Contractually obligated, high-paying “extra duty” jobs, like sitting in a patrol car monitoring road construction site traffic, can net $109 per hour for an officer.

Cops performing “extra duty” is a common sight in New Jersey, increasing earnings statewide by millions of dollars. Almost 84 contracts guarantee “extra duty,” and 19 of those guarantee a minimum of four hours pay, regardless of the actual number worked. “We make it a four-hour minimum just to make it worth the officer’s while,” said Flemington Council Vice President Jeremy Long, city liaison to the police department. In 2019, $1.2 million was earned by Rahway officers. Bayonne police received $3.8 million in “extra duty” pay. North Haledon guarantees a rate of $112.69 per hour, with a four hour minimum. Lakewood officer Andrew Solomon worked 980 extra hours in 2019, netting him an additional $63,000. Solomon violated department policy in doing so because an officer is required to work no more than 24 continuous hours without a six hour break to prevent exhaustion.

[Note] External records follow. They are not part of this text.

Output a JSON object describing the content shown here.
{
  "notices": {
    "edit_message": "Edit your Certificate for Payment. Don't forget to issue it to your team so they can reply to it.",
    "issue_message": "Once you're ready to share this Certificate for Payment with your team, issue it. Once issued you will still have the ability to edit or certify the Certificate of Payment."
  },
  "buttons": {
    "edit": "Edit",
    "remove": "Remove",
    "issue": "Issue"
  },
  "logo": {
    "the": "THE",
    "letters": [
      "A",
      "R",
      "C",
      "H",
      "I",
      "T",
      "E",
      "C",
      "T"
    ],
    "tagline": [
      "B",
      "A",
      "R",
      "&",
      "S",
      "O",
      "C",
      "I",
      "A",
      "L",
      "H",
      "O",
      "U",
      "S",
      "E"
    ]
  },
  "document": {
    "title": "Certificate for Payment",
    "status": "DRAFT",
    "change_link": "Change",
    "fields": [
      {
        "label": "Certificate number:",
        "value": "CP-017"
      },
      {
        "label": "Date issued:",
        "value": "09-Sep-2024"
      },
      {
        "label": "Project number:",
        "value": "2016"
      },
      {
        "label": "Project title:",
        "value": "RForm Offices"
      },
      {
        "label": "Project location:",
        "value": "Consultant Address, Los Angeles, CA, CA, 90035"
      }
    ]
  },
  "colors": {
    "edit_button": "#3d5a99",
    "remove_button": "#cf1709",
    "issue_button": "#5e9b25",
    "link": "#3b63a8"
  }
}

Albert Maalouf is a police chief in affluent Harrington Park. Maalouf makes $200,00 per year – 25,000 more than the governor. Contractually, Maalouf is not even required to work 40 hours per week. Moonlighting earned him an extra $36,870.22. Most towns are also incentivized to secure “extra duty” from construction or utility firms as the town typically nets one-third of the fees. “It’s definitely a revenue generator, there’s no question about it,’’ said Caruso. The work is not difficult either; sitting in a car, sleeping, or reading the newspaper. A 2017 study found departments nationwide are increasingly using extra duty as a benefit. The study also found that this practice can lead to corruption or other abuses. “Extra duty” jobs have been criminally abused. “For decades there was pattern of corruption in the off-duty jobs program,” a spokesman for the Jersey City mayor’s office and police department commented.

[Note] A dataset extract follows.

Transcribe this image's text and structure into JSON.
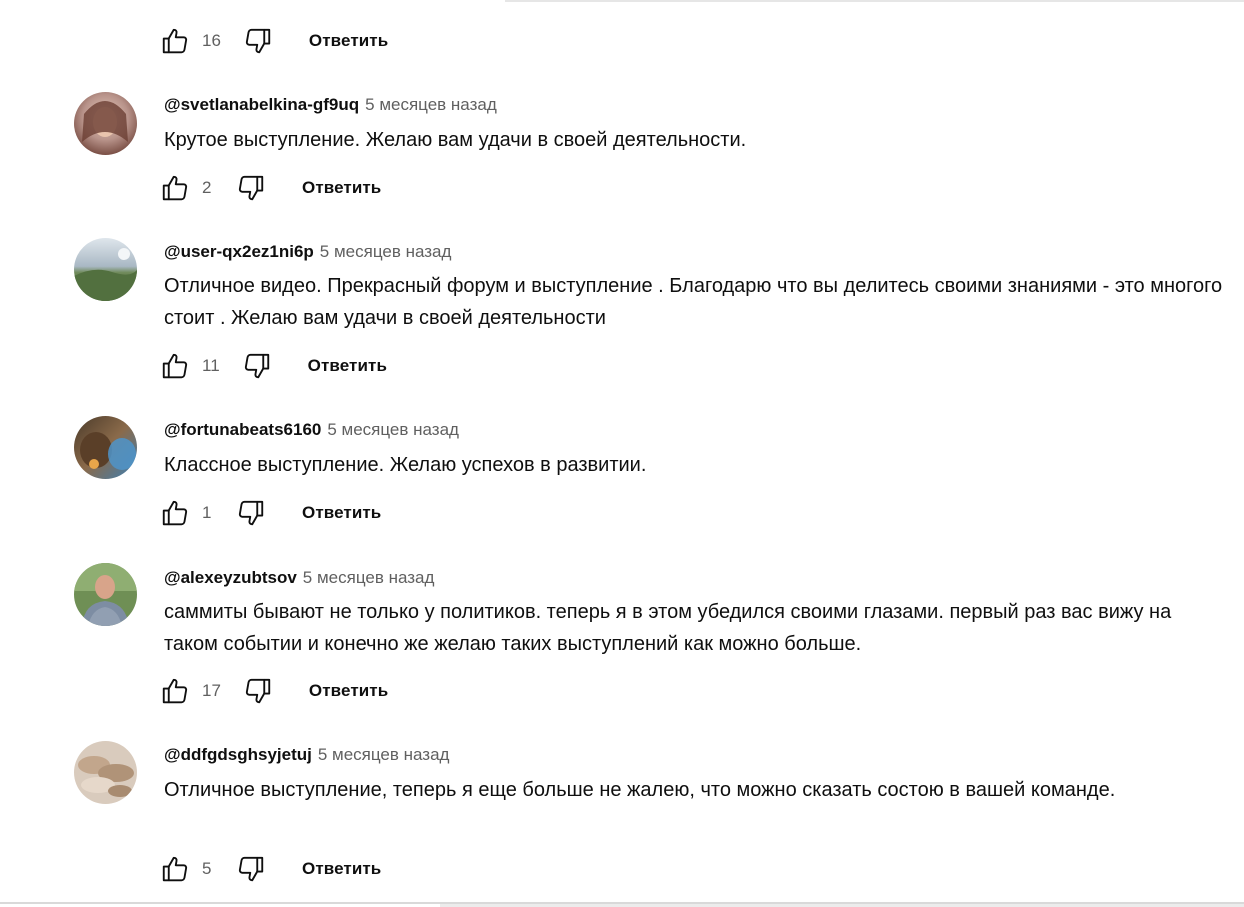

Almost a dozen Jersey City cops, including the chief, were charged with federal fraud crimes in 2017. Most charges included extra duty that was paid for but not performed. Five were eventually sentenced to prison. Another issue involves conflicts of interest. Is a responding officer able to be a neutral arbiter when responding to a fight at the same bar where they provide extra duty? This scenarios presents a legitimate concern with such contractual obligations.

Beyond financial perks are concerns with clauses inhibiting disciplinary proceedings. Twenty contracts, including that of Clinton’s police department, provide a guarantee that an officer shall be given the name of the complainant. Hoboken’s contract provides for the full expungement of disciplinary records from personnel files after only five years. Officials in several towns have said such troubling provisions are not currently followed. Instead, discipline is enforced pursuant to guidelines created by the state’s attorney general. These guidelines purportedly add accountability provisions to previously negotiated contracts. That does not seem to be something a union could honestly oppose.

In our modern era, where examples of police misconduct and abuse get frequent national attention, the police representatives consistently blame a stressful work environment and lack of funding. If these similar contract provisions bear out across the nation, lack of funding and compensation are not the root of many of the problems. We might all be better off if a contract clause requiring solid ethical conduct were included for all officers of the law.